Die PDS, die eigentlich berufen ist als sozialistische Partei, benennt das nicht. Sie versteckt sich hinter dem angeblichen Gewaltmonopol der UNO. Mal abgesehen davon, dass es dieses Gewaltmonopol nicht gibt, so hat die Geschichte gezeigt, dass die UNO bisher niemals gegen die Interessen der imperialistischen Staaten gehandelt hat, sondern immer der Vollstrecker derer Interessen war. Der bisher einzigen Krieg, den die UNO geführt hat, der Korea-Krieg, war der Krieg der USA gegen das Vordringen des Sozialismus in Asien.
Auch jetzt hält sich die UNO an diese Regel.

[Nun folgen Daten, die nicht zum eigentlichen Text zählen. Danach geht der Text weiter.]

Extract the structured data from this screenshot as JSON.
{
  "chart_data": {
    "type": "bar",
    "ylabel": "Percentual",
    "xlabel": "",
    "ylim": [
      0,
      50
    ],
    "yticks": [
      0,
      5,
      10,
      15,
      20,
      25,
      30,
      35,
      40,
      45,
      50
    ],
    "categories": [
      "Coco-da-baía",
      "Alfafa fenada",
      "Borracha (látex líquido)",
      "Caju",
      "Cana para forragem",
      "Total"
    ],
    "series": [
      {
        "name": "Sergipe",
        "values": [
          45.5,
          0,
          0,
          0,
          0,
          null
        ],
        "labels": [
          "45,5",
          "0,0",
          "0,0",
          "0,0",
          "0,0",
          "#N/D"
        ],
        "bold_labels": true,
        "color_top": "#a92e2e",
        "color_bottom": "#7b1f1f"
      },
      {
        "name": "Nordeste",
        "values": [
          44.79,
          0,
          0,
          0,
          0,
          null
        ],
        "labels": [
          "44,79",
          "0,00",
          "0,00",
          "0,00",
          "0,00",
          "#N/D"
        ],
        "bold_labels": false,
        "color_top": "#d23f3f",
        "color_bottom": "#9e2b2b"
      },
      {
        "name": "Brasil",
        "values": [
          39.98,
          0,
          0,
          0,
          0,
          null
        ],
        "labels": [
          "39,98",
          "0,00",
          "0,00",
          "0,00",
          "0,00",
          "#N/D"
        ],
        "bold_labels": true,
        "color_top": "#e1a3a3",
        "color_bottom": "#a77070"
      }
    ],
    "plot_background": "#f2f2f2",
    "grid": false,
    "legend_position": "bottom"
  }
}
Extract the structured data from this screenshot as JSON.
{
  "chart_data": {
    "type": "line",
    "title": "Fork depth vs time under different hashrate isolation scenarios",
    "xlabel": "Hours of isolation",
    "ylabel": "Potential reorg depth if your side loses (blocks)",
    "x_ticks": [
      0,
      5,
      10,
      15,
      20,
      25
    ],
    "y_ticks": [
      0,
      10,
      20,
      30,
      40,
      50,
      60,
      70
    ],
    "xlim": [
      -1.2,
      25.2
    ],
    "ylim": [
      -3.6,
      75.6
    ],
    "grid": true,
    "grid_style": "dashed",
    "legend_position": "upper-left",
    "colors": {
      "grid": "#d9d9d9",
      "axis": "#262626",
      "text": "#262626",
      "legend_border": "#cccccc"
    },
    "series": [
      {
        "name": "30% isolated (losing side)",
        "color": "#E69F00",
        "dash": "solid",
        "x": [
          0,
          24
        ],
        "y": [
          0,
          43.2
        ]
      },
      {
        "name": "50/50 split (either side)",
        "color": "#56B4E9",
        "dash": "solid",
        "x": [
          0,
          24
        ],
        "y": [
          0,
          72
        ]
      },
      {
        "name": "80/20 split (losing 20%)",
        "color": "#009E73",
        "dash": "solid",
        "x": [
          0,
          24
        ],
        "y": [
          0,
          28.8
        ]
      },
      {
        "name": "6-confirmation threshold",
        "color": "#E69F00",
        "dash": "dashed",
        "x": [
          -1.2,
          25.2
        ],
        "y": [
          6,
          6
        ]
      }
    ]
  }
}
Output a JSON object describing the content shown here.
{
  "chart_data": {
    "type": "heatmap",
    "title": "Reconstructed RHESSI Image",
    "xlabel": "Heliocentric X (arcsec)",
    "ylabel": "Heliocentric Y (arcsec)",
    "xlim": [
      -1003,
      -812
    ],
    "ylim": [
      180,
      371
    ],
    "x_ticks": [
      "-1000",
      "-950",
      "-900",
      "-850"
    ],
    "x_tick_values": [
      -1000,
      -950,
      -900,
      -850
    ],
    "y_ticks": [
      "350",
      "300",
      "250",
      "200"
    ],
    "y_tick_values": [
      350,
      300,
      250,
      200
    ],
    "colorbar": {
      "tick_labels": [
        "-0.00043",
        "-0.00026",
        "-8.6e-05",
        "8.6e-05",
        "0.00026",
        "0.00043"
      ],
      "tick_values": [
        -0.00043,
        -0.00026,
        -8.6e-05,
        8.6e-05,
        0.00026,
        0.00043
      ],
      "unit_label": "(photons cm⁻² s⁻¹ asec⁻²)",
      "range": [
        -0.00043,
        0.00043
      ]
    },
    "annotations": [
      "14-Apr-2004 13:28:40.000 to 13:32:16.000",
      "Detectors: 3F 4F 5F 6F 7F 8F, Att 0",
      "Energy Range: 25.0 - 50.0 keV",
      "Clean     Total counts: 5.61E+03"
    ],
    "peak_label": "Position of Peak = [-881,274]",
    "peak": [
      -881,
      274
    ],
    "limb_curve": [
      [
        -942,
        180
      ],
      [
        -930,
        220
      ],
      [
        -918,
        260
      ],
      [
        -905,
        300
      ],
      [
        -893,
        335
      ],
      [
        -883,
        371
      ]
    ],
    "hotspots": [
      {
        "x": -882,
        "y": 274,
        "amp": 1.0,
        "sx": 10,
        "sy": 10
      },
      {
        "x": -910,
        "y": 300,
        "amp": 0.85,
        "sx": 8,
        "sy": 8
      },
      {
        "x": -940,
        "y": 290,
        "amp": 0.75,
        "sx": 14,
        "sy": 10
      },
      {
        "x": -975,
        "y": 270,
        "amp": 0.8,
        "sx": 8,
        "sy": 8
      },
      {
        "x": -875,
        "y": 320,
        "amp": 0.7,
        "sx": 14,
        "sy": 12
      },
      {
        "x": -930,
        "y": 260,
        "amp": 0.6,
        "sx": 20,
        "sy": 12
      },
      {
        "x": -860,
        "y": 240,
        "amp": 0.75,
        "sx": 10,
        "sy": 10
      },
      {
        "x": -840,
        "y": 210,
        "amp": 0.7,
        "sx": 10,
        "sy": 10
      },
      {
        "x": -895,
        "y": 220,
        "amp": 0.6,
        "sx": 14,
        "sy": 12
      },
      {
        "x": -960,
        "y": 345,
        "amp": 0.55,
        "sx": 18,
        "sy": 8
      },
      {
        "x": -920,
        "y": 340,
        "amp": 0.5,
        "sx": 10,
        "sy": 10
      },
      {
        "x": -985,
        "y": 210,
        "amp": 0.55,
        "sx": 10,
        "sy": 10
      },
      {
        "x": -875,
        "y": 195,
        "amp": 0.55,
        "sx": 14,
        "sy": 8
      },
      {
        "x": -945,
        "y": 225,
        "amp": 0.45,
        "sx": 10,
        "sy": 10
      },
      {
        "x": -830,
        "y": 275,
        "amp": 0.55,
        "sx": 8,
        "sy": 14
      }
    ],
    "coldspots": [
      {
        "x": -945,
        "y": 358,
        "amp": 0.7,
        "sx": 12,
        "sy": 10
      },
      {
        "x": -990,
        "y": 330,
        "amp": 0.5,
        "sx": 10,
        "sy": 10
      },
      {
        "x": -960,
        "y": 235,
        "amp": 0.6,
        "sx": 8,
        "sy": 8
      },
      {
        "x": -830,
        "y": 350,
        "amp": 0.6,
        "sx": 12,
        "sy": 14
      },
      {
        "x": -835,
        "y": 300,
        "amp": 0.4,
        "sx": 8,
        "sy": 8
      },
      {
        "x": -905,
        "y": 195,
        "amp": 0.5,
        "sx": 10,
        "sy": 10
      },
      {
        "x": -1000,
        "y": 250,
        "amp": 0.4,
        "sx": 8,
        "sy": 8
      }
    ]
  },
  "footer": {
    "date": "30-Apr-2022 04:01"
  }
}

Die bisherigen Resolutionen des Weltsicherheitsrates unterstützen die Haltung der USA. Ob die Bomben, die Menschen in Afghanistan töten, aus blau angestrichenen Flugzeugen abgeworfen werden, oder die Raketen, die Kabul und andere Städte treffen, anstelle des weißen Sterns das UN-Symbol tragen, bleibt gleich. Für den Krieg, den die USA jetzt führen, waren die Anschläge nur der Anlass.
Wir haben vor dem Parteitag in Münster lang und breit über dieses Thema diskutiert, ich werde es nicht weiter ausführen.
2. Mehr Polizei fordert die PDS. Mal abgesehen davon, dass ganze Heere von Polizisten diese Anschläge nicht hätten verhindern können, bedeutet mehr Polizei auch immer mehr Kontrolle der Bürger und mehr Einschränkung demokratischer Rechte. Wenn eine Partei, die sich als linke Partei verkauft, das fordert, steht sie nicht mehr links.
Die PDS tut so, als seien Polizisten die lieben netten Freunde und Helfer, die alten Omis und kleinen Kindern über die Straße helfen. Die Aufgaben der Polizei sind ganz andere. Wir haben es im Januar 2000 erlebt, als in Berlin die Polizei Jagd auf Demonstranten der LL-Demo machte, oder bei den diversen brutalen Überfällen auf Demonstranten z.B. im Sommer 2001 in Genua. Mehr Polizei auf die Straßen fordert eine Partei, die sich als sozialistisch bezeichnet.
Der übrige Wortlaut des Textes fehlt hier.